Ammar DHOUIB 1 , Bertrand STOEHR 2 , Farid BAOUCHE 3 , Thierry HERMGES 2

1 Keller Fondations Spéciales - Direction Technique 40 rue du Séminaire, Centra 418, 94616 Rungis Cedex - E-mail : kellerparis@wanadoo.fr

2 Keller Fondations Spéciales - Direction Générale Espace Plein Ciel, Allée de l’Europe, B.P. 5, 67960 Entzheim - E-mail : direction@keller-france.com

3 Ecole Polytechnique Universitaire de Lille - Département Génie Civil Cité Scientifique, 59655 Villeneuve d'Ascq Cedex

RESUME : Cette communication présente une étude de l’équilibre des massifs de fondation parallélépipédiques reposant sur des sols traités par colonnes ballastées et soumis à des efforts de renversement. Cette étude fait appel à la méthode du "Centre élastique" et la "Méthode des rotations" en se basant sur le principe du coefficient de réaction. Après la mise en équations générales, une comparaison entre les deux méthodes analytiques et des calculs numériques aux éléments finis est effectuée. Une conclusion et quelques perspectives clôturent cette communication.
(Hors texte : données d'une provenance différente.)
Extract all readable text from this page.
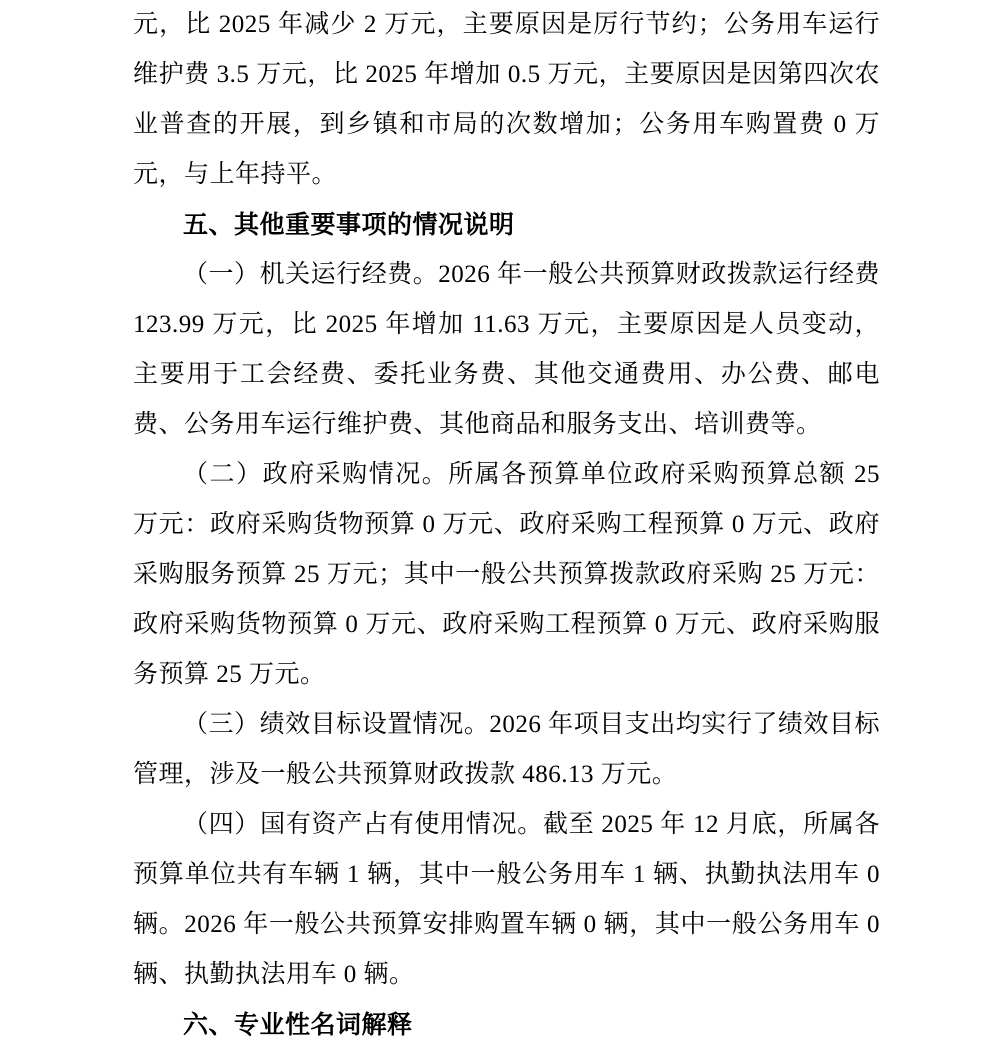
元，比 2025 年减少 2 万元，主要原因是厉行节约；公务用车运行维护费 3.5 万元，比 2025 年增加 0.5 万元，主要原因是因第四次农业普查的开展，到乡镇和市局的次数增加；公务用车购置费 0 万元，与上年持平。

五、其他重要事项的情况说明

（一）机关运行经费。2026 年一般公共预算财政拨款运行经费 123.99 万元，比 2025 年增加 11.63 万元，主要原因是人员变动，主要用于工会经费、委托业务费、其他交通费用、办公费、邮电费、公务用车运行维护费、其他商品和服务支出、培训费等。

（二）政府采购情况。所属各预算单位政府采购预算总额 25 万元：政府采购货物预算 0 万元、政府采购工程预算 0 万元、政府采购服务预算 25 万元；其中一般公共预算拨款政府采购 25 万元：政府采购货物预算 0 万元、政府采购工程预算 0 万元、政府采购服务预算 25 万元。

（三）绩效目标设置情况。2026 年项目支出均实行了绩效目标管理，涉及一般公共预算财政拨款 486.13 万元。

（四）国有资产占有使用情况。截至 2025 年 12 月底，所属各预算单位共有车辆 1 辆，其中一般公务用车 1 辆、执勤执法用车 0 辆。2026 年一般公共预算安排购置车辆 0 辆，其中一般公务用车 0 辆、执勤执法用车 0 辆。

六、专业性名词解释
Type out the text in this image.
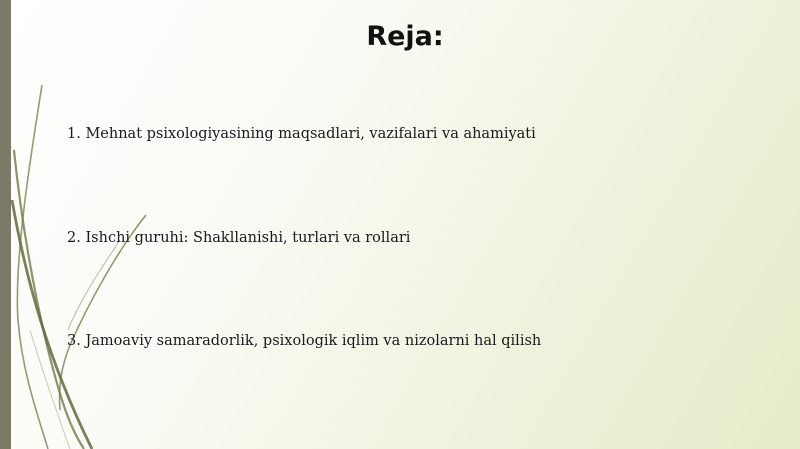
Reja:
1. Mehnat psixologiyasining maqsadlari, vazifalari va ahamiyati
2. Ishchi guruhi: Shakllanishi, turlari va rollari
3. Jamoaviy samaradorlik, psixologik iqlim va nizolarni hal qilish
ABSTRACT: This paper aims at presenting a study of parallelepiped foundation blocks founded on soil improved by stone columns and submitted to overturning actions. This study is led by "Elastic center" and "Rotations" methods using the reaction coefficient approach. First, main equations are developed. Then, a comparison is made between the results obtained by each method and finite elements calculations. A concluding remarks and perspectives complete this communication.

MOTS CLEFS : massifs, renversement, efforts, centre élastique, méthode des rotations, déplacements, contraintes.

1 Introduction

De nombreux projets sont souvent fondés sur des massifs plus ou moins importants, soumis à des efforts de renversement. On peut citer les pylônes EDF, les mâts de communication type Iris, les culées ou piles d’ouvrages d’art soumis à des efforts de freinage, les écrans anti-bruit et les grands bâtiments industriels.

Lorsque le matériau d'assise des fondations est décomprimé (cas des remblais anthro- piques, sols mous alluvionnaires, …), il est possible de procéder à l'amélioration du sol par colonnes ballastées afin d'augmenter sa capacité portante, de réduire les tassements induits par les efforts appliqués et d'accélérer la consolidation par l'effet drainant des colonnes.

Les efforts appliqués constituent généralement un torseur composé d'un effort vertical V dû à la descente de charge apportée par la structure et le poids propre W du massif, d'un effort horizontal H dû par exemple au vent ou à des efforts de freinage sur les culées de ponts et d'un moment de renversement M o . Ce qui permet de mobiliser la butée au contact du massif et se traduit par un état de contraintes dissymétrique à la base du massif et des déplacements horizontaux et verticaux orientés dans le sens de l'application des efforts.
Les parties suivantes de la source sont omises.